Mr. Eichenwald becomes increasingly autonomous with his medical decisions. After he convulses at home with his father watching on passively, Mr. Eichenwald decides that his father was not able to manage his medical care and he independently finds a new doctor close to college. Having achieved this critical developmental milestone, Mr. Eichenwald then becomes the “sole arbiter” of his health care decisions. For any young adult this is a difficult transition; however, for Mr. Eichenwald, as with other children and adolescents with epilepsy, it is particularly challenging when the normal trajectory of maturation is interrupted by the emergence and diagnosis of a chronic medical condition. The adolescent-to-adult health care transition is increasingly addressed formally in pediatric and primary care practice, but how should we as pediatric neurologists specifically counsel our often-complex patients about navigating the medical system without the help of their parents? Potential topics that should be explicitly addressed may include remembering medication schedules, refilling prescriptions, medical alert bracelets, advance directives, scheduling appointments, and obtaining health insurance.

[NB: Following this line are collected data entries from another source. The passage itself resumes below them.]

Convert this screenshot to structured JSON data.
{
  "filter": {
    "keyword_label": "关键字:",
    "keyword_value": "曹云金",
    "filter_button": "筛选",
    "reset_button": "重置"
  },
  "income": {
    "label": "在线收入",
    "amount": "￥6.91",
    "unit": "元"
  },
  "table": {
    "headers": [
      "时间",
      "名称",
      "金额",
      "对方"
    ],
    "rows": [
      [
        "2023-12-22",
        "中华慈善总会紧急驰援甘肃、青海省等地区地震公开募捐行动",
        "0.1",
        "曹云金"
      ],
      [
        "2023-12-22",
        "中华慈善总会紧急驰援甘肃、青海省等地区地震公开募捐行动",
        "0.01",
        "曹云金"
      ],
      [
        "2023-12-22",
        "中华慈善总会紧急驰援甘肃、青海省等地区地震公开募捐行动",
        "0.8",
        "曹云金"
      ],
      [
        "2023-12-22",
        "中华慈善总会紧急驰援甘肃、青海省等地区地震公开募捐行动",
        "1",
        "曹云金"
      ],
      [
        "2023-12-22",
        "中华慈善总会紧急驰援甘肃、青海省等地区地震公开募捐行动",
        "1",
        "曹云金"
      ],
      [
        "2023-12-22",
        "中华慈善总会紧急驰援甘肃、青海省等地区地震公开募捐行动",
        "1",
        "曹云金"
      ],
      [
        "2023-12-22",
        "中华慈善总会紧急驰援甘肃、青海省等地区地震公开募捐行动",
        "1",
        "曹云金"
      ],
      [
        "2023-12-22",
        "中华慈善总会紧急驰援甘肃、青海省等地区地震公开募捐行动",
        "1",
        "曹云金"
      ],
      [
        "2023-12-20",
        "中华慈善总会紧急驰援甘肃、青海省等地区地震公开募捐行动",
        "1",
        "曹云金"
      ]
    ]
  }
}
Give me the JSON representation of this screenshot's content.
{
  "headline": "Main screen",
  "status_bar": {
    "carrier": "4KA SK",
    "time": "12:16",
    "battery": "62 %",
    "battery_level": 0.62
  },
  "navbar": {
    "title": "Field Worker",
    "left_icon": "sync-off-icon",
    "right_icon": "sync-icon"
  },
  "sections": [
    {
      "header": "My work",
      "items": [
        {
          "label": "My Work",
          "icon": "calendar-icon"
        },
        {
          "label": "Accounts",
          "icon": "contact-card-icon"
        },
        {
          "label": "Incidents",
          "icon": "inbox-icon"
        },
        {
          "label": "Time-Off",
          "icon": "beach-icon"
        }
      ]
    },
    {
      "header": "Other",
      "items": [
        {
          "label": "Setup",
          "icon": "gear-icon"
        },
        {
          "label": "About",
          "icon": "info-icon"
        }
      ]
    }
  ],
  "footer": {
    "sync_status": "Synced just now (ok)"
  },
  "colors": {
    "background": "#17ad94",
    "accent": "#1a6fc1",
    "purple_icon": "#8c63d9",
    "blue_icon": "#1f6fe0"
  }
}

We also need to address the social and professional consequences of such a diagnosis with our patients, even if it has been years since first presentation, as they will be newly independent in confronting the consequences. What will their epilepsy mean for friendships and romantic relationships? Eventually, Mr. Eichenwald comes to trust and rely on his wife, herself a physician, and accepts potentially destabilizing medication changes to achieve better control of his seizures. When is it appropriate to reveal or conceal a diagnosis of a disorder like epilepsy that may present with a potential emergency in a public setting as when Mr. Eichenwald has seizures on the newsroom floor? What recourse do our patients have when they find themselves victims of discrimination because of their diagnosis? At first Mr. Eichenwald is counseled to keep his epilepsy a secret and his efforts to maintain that fiction lead to dangerous delays in his medical care and an undue burden on his friends and roommates. However, Mr. Eichenwald also suffers considerable professional discrimination when he does reveal his diagnosis, followed by attempts to expel him from college or several employment positions.

While we may assume that the situation has improved in the past 40 years, substantial challenges remain that make Eichenwald's writing all the more relevant. Access to health insurance for people with pre-existing conditions appears tenuous and subject to the vagaries of the current political climate. The internet provides our pediatric patients and families with both useful and controversial information and remedies, with opportunities for support and connection, but also with risks for bullying and harassment. If “A Mind Unraveled” reads like a call to arms, it is because one is sorely needed and the physicians and health care providers reading it should make their own commitments on behalf of our patients and their families against the abuse of power within our own profession and in society at large.